Body control, ride quality, and steering feel are all exemplary and would be foreign qualities to any driver of the outgoing, soggy Sonata. The 2011 Sonata just goes down the road with a crispness and a sense of purpose that only the Accord and the Altima come close to matching.
The direct-injection four-cylinder is strong but not silent. It would be a stretch to call it unrefined, but it would certainly be a stretch to call it mellifluous. No matter: it settles into a distant hum once you're on the freeway, where wind noise is only marginally evident. And you can always turn up the excellent optional stereo like the one on our tester.
Cabin finish and ergonomics are at or near the top of the class. The radio and navigation interface, like the one in the Hyundai Genesis sedan, are absolutely superb. At $28K fully loaded, our test car seems like a bargain.
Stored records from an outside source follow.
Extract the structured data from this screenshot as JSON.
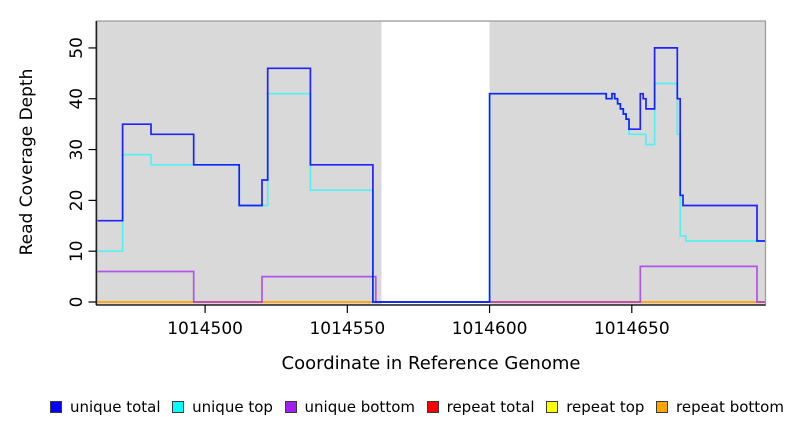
{
  "chart_data": {
    "type": "line",
    "subtype": "step-coverage",
    "title": "",
    "xlabel": "Coordinate in Reference Genome",
    "ylabel": "Read Coverage Depth",
    "xlim": [
      1014462,
      1014697
    ],
    "ylim": [
      0,
      55.3
    ],
    "x_ticks": [
      1014500,
      1014550,
      1014600,
      1014650
    ],
    "x_tick_labels": [
      "1014500",
      "1014550",
      "1014600",
      "1014650"
    ],
    "y_ticks": [
      0,
      10,
      20,
      30,
      40,
      50
    ],
    "y_tick_labels": [
      "0",
      "10",
      "20",
      "30",
      "40",
      "50"
    ],
    "grid": false,
    "panel_bg": "#d9d9d9",
    "panel_border_color": "#999999",
    "axis_color": "#000000",
    "gap_region": [
      1014562,
      1014600
    ],
    "gap_color": "#ffffff",
    "series": [
      {
        "name": "repeat total",
        "color": "#FF0000",
        "opacity": 1,
        "x": [
          1014462
        ],
        "values": [
          0
        ]
      },
      {
        "name": "repeat top",
        "color": "#FFFF00",
        "opacity": 1,
        "x": [
          1014462
        ],
        "values": [
          0
        ]
      },
      {
        "name": "repeat bottom",
        "color": "#FFA21A",
        "opacity": 1,
        "x": [
          1014462
        ],
        "values": [
          0
        ]
      },
      {
        "name": "unique bottom",
        "color": "#A020F0",
        "opacity": 0.72,
        "x": [
          1014462,
          1014496,
          1014520,
          1014560,
          1014653,
          1014694
        ],
        "values": [
          6,
          0,
          5,
          0,
          7,
          0
        ]
      },
      {
        "name": "unique top",
        "color": "#00FFFF",
        "opacity": 0.62,
        "x": [
          1014462,
          1014471,
          1014481,
          1014512,
          1014522,
          1014537,
          1014559,
          1014600,
          1014641,
          1014643,
          1014644,
          1014645,
          1014646,
          1014647,
          1014648,
          1014649,
          1014655,
          1014658,
          1014666,
          1014667,
          1014669
        ],
        "values": [
          10,
          29,
          27,
          19,
          41,
          22,
          0,
          41,
          40,
          41,
          40,
          39,
          38,
          37,
          36,
          33,
          31,
          43,
          33,
          13,
          12
        ]
      },
      {
        "name": "unique total",
        "color": "#0000FF",
        "opacity": 0.85,
        "x": [
          1014462,
          1014471,
          1014481,
          1014496,
          1014512,
          1014520,
          1014522,
          1014537,
          1014559,
          1014600,
          1014641,
          1014643,
          1014644,
          1014645,
          1014646,
          1014647,
          1014648,
          1014649,
          1014653,
          1014654,
          1014655,
          1014658,
          1014666,
          1014667,
          1014668,
          1014694
        ],
        "values": [
          16,
          35,
          33,
          27,
          19,
          24,
          46,
          27,
          0,
          41,
          40,
          41,
          40,
          39,
          38,
          37,
          36,
          34,
          41,
          40,
          38,
          50,
          40,
          21,
          19,
          12
        ]
      }
    ],
    "legend": {
      "position": "bottom",
      "items": [
        {
          "label": "unique total",
          "color": "#0000FF"
        },
        {
          "label": "unique top",
          "color": "#00FFFF"
        },
        {
          "label": "unique bottom",
          "color": "#A020F0"
        },
        {
          "label": "repeat total",
          "color": "#FF0000"
        },
        {
          "label": "repeat top",
          "color": "#FFFF00"
        },
        {
          "label": "repeat bottom",
          "color": "#FFA500"
        }
      ]
    }
  }
}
I am put off by the weird chrome grille, but there are many touches of elegance to the exterior, and the car as a whole presents as one that has substance and presence. Your average American will quite like it, I predict.
Joe DeMatio, Deputy Editor
The first thing I noticed in the new Sonata is its seats, which are hard and flat with very little support. That's a shame, because the interface between my rear end and the car overwhelmed all my other reactions to the car during my first 20-mile stint in it. Feeling that might be a bit unfair, I signed the car out for a weekend to give it a chance to redeem itself.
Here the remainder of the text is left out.